I don’t usually purchase beef, as I can get it from the farm in Virginia, and I don’t eat as much of it as I do things like lamb or seafood, because beef definitely needs to be grass-finished, but as the folks at the New Milford Farmer’s Market didn’t have any cuts of pork left that I wanted, so I settled for their very reasonably-priced beef short ribs. These people have the best prices for any pasture-finished meats I’ve seen in FM’s up here in New England. (Shhhh…)
They don’t really look like much when you open the package, just simply flat lumps of things around bones, but hey. I’m thinking let’s simmer them. No, I didn’t take any pre-simmer photos.
So, this worked out well:
3 beef short ribs, pastured
1 large onion, cut into two or three segments
3 new/baby Yukon Gold potatoes (or any other flavorful “Gold” variety — don’t waste your life, or carb quota, on russets!)
6 golden orange baby beets (or 3 larger ones)
1 tablespoon extra virgin olive oil
1/4 – 1/2 teaspoon cumin seeds
Ground cracked pepper
Get the oil up to a medium high temp in your heavy duty cooking pot, add the ribs, and brown them, both sides and edges. Towards the end, add the cumin seeds and let them toast along.
Then add water to cover the ribs and a little extra, and turn heat up to high. Toss in some balsamic vinegar for flavor. Red wine vinegar would also work nicely. Toss in the onion and ground pepper.
When it starts to boil, reduce heat and cover (to “4” on an electric range).
You’ll want the meat to simmer for a total of 1.5 – 2 hours.
After about a half hour or so ( you want the beets and potatoes to be in the drink for an hour or so), add the beets and potatoes.
For the potatoes: clean them and cut off any unpleasant bits. But try to leave as much skin on as possible. That’s where the nutrients are.

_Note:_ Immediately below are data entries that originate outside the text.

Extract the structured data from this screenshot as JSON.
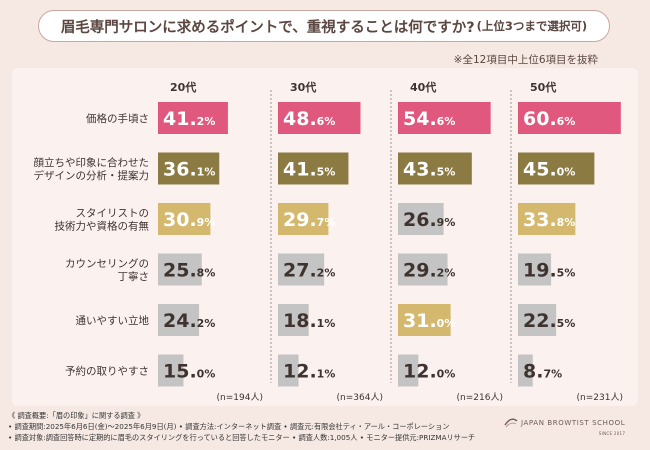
{
  "header": {
    "title": "眉毛専門サロンに求めるポイントで、重視することは何ですか?",
    "title_sub": "(上位3つまで選択可)",
    "note": "※全12項目中上位6項目を抜粋"
  },
  "chart_data": {
    "type": "bar",
    "title": "眉毛専門サロンに求めるポイントで、重視することは何ですか?(上位3つまで選択可)",
    "categories": [
      [
        "価格の手頃さ"
      ],
      [
        "顔立ちや印象に合わせた",
        "デザインの分析・提案力"
      ],
      [
        "スタイリストの",
        "技術力や資格の有無"
      ],
      [
        "カウンセリングの",
        "丁寧さ"
      ],
      [
        "通いやすい立地"
      ],
      [
        "予約の取りやすさ"
      ]
    ],
    "series": [
      {
        "name": "20代",
        "n": "(n=194人)",
        "values": [
          41.2,
          36.1,
          30.9,
          25.8,
          24.2,
          15.0
        ],
        "highlight": [
          1,
          2,
          3,
          0,
          0,
          0
        ]
      },
      {
        "name": "30代",
        "n": "(n=364人)",
        "values": [
          48.6,
          41.5,
          29.7,
          27.2,
          18.1,
          12.1
        ],
        "highlight": [
          1,
          2,
          3,
          0,
          0,
          0
        ]
      },
      {
        "name": "40代",
        "n": "(n=216人)",
        "values": [
          54.6,
          43.5,
          26.9,
          29.2,
          31.0,
          12.0
        ],
        "highlight": [
          1,
          2,
          0,
          0,
          3,
          0
        ]
      },
      {
        "name": "50代",
        "n": "(n=231人)",
        "values": [
          60.6,
          45.0,
          33.8,
          19.5,
          22.5,
          8.7
        ],
        "highlight": [
          1,
          2,
          3,
          0,
          0,
          0
        ]
      }
    ],
    "value_suffix": "%",
    "xlim": [
      0,
      66
    ],
    "colors": {
      "rank1": "#e0587d",
      "rank2": "#8c7a43",
      "rank3": "#d4b86e",
      "other": "#c4c4c4"
    }
  },
  "footer": {
    "line1": "《 調査概要:「眉の印象」に関する調査 》",
    "line2": "• 調査期間:2025年6月6日(金)〜2025年6月9日(月)  • 調査方法:インターネット調査  • 調査元:有限会社ティ・アール・コーポレーション",
    "line3": "• 調査対象:調査回答時に定期的に眉毛のスタイリングを行っていると回答したモニター  • 調査人数:1,005人  • モニター提供元:PRIZMAリサーチ"
  },
  "logo": {
    "name": "JAPAN BROWTIST SCHOOL",
    "sub": "SINCE 2017"
  }
}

For the beets: if they’re baby beets, chop off the root, and the part atop attached to the stalks. Cut off any hopelessly dirty bits. You don’t need to skin them. I added in portions of stalk above the juncture with the beet tuber because they were available, but I did NOT add in the part where the stalks actually make contact with the beet proper: wasn’t certain I could effectively clean out the dirt there.
If you use bigger beets: Remove the skin, it can be tough. Halve or quarter them.
If you are really adventurous and don’t mind purple potatoes, you can indeed use regular, purple, beets. (The orange will also stain things like clothing etc., but it looks less, well, manipulative…)
Simmer away. Of course, make sure you don’t run out of liquids in your pot. When done, the meat should be falling off the bone, and easy to cut, and the potatoes and beets fork-tender. The meat, amazingly, apparently takes up liquids and expands quite nicely.
Portion out the food: serves three people, or three meals. Reserve the liquid, put in fridge, and when chilled, remove the fat layer on top. Use the broth layer in future dishes as you see fit. (One idea is to add it to roughly-mashed roasted Yukon golds as a seasoning.)
Short ribs, baby potatoes: New Milford Farmer’s Market, this week. The meat was from Center Brook Farm, New Milford. Onions: Danbury Fair Farmer’s Market, the previous week. Golden beets: Bethel Farmer’s Market, the previous week.